The greenback, which touched eight-week highs this month against its two most-traded peers, will test $1.38 per euro in three months, and $1.45 over 12 months, Simon Derrick, the London-based chief currency strategist at BNY Mellon, said at a roundtable discussion in Tokyo today. The U.S. currency could weaken to as low as 93 yen within five months, he said.
“If the U.S. is to deal with its fiscal problems over the next two to three years, then it also means that there’s going to have to be a cushion of easy monetary policy,” Derrick said. “In the short term as well, I think that U.S. monetary policy is likely to remain on the far more accommodative side than perhaps people are giving it credit for this year.”
The dollar will strengthen to $1.28 per euro and 110 yen by the end of 2014, according to median analyst forecasts in compiled by Bloomberg. The U.S. currency rose 0.1 percent to $1.3387 per euro and 0.5 percent to 99.70 yen as of 4:59 p.m. in Tokyo from yesterday.

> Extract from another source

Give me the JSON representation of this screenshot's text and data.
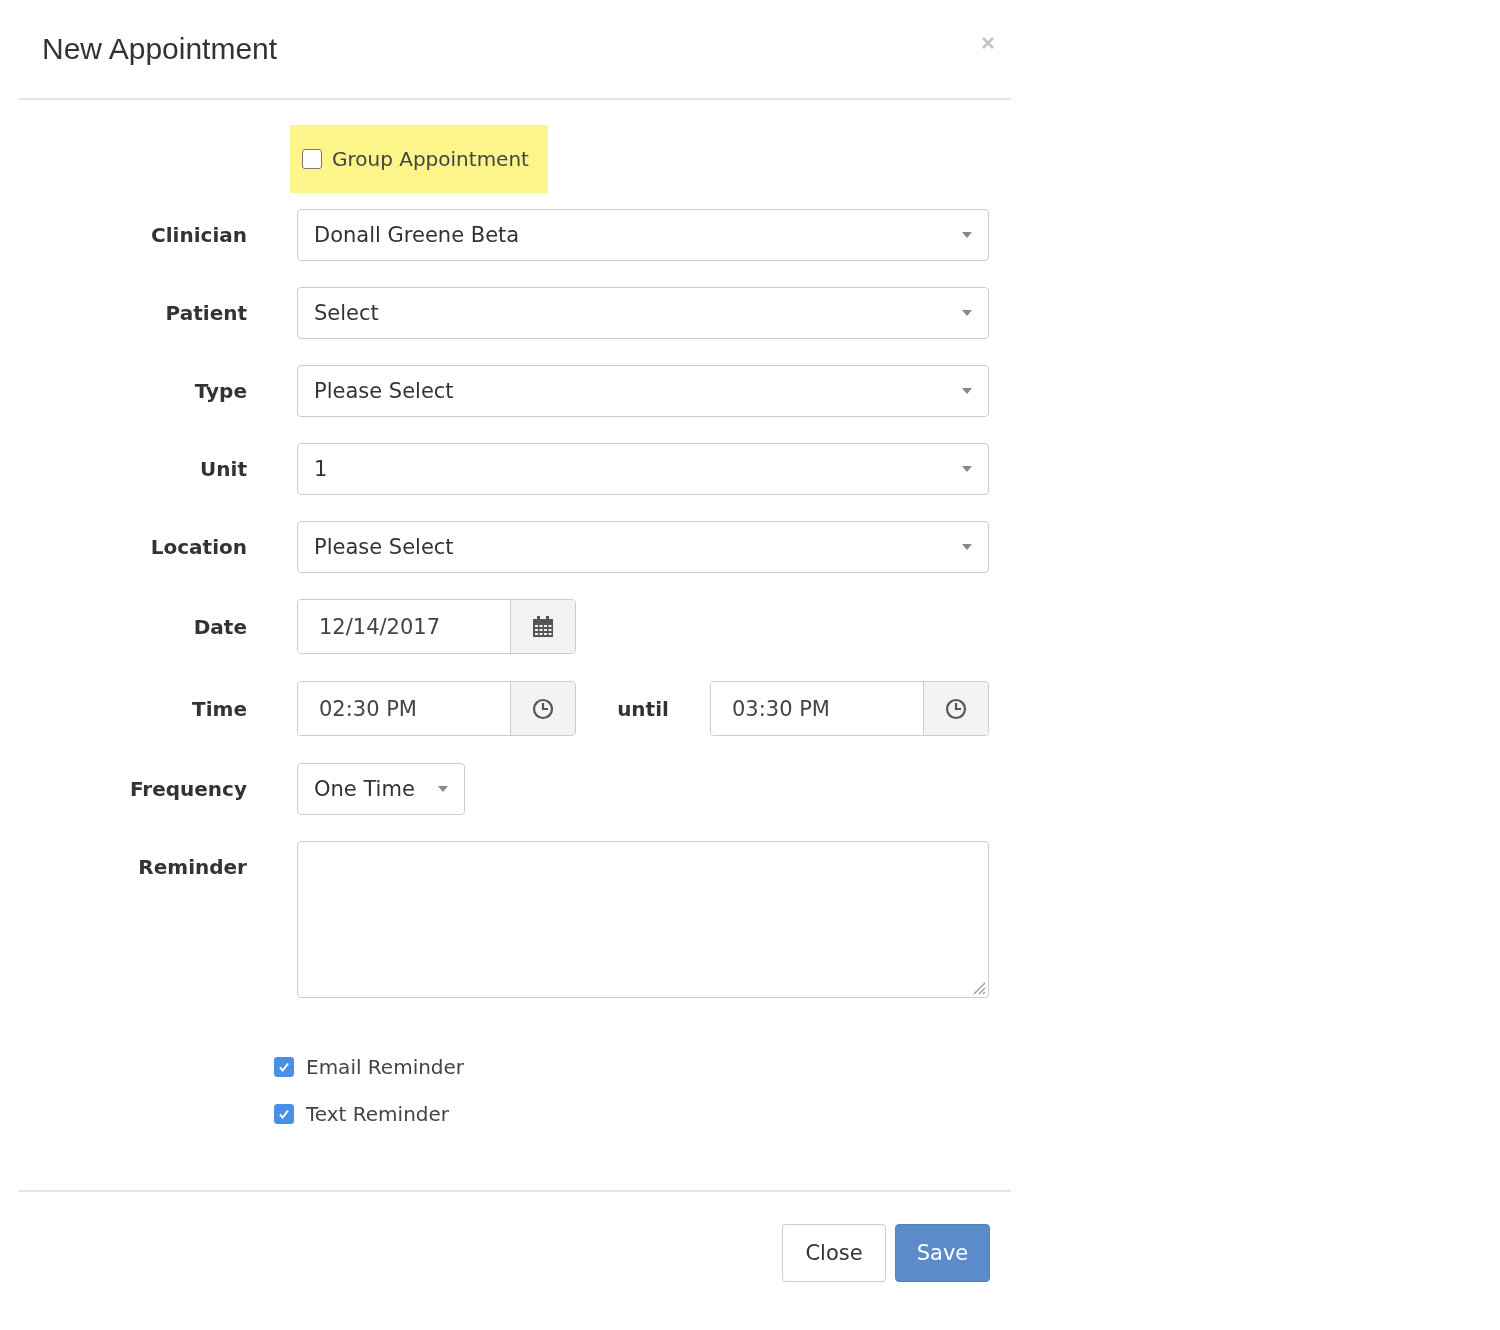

It reached 99.73 yen today, the most since Sept. 13, and $1.3296 per euro on Nov. 7, the strongest level since Sept. 16.
The dollar has rallied 1.5 percent since Nov. 6 against a basket of developed-market currencies tracked by Bloomberg Correlation-Weighted Indexes as reports showed an unexpected acceleration in U.S. economic growth and job creation.
Derrick predicts the Fed will begin tapering its $85 billion of monthly debt purchases at the central bank’s March 18-19 meeting, matching the median estimate of economists surveyed by Bloomberg on Nov. 8.
He expects policy makers to refrain from raising the federal funds rate target from near zero until “well into 2015.” Traders see 21 percent odds the Fed will increase the benchmark to 0.5 percent or more by January 2015, based on data compiled by Bloomberg from futures contracts on Nov. 11.
The euro will remain resilient, buoyed by central bank buying, even as European Central Bank President Mario Draghi hinted at further policy easing after an unexpected interest rate cut last week, according to Derrick.
“The euro still represents the largest alternative reserve currency to the dollar,” he said. “The existential risk to the euro, I think, is no longer there.”
Japan’s currency has also failed to sustain declines beyond 100 per dollar this year following a 20 percent drop in the past 12 months that is the worst among major currencies.
The Bank of Japan is trying to encourage investors to shift money into riskier assets, including those overseas, by holding down interest rates with monthly purchases of more than 7 trillion yen ($70.2 billion) of government bonds. Ministry of Finance data shows that exodus of capital has yet to materialize.
“In the absence of domestic money pushing overseas, I’m cautious about looking for a massive weaking of the yen for now,” Derrick said. “If anything, I think the surprise to this market could be a sudden strengthening.”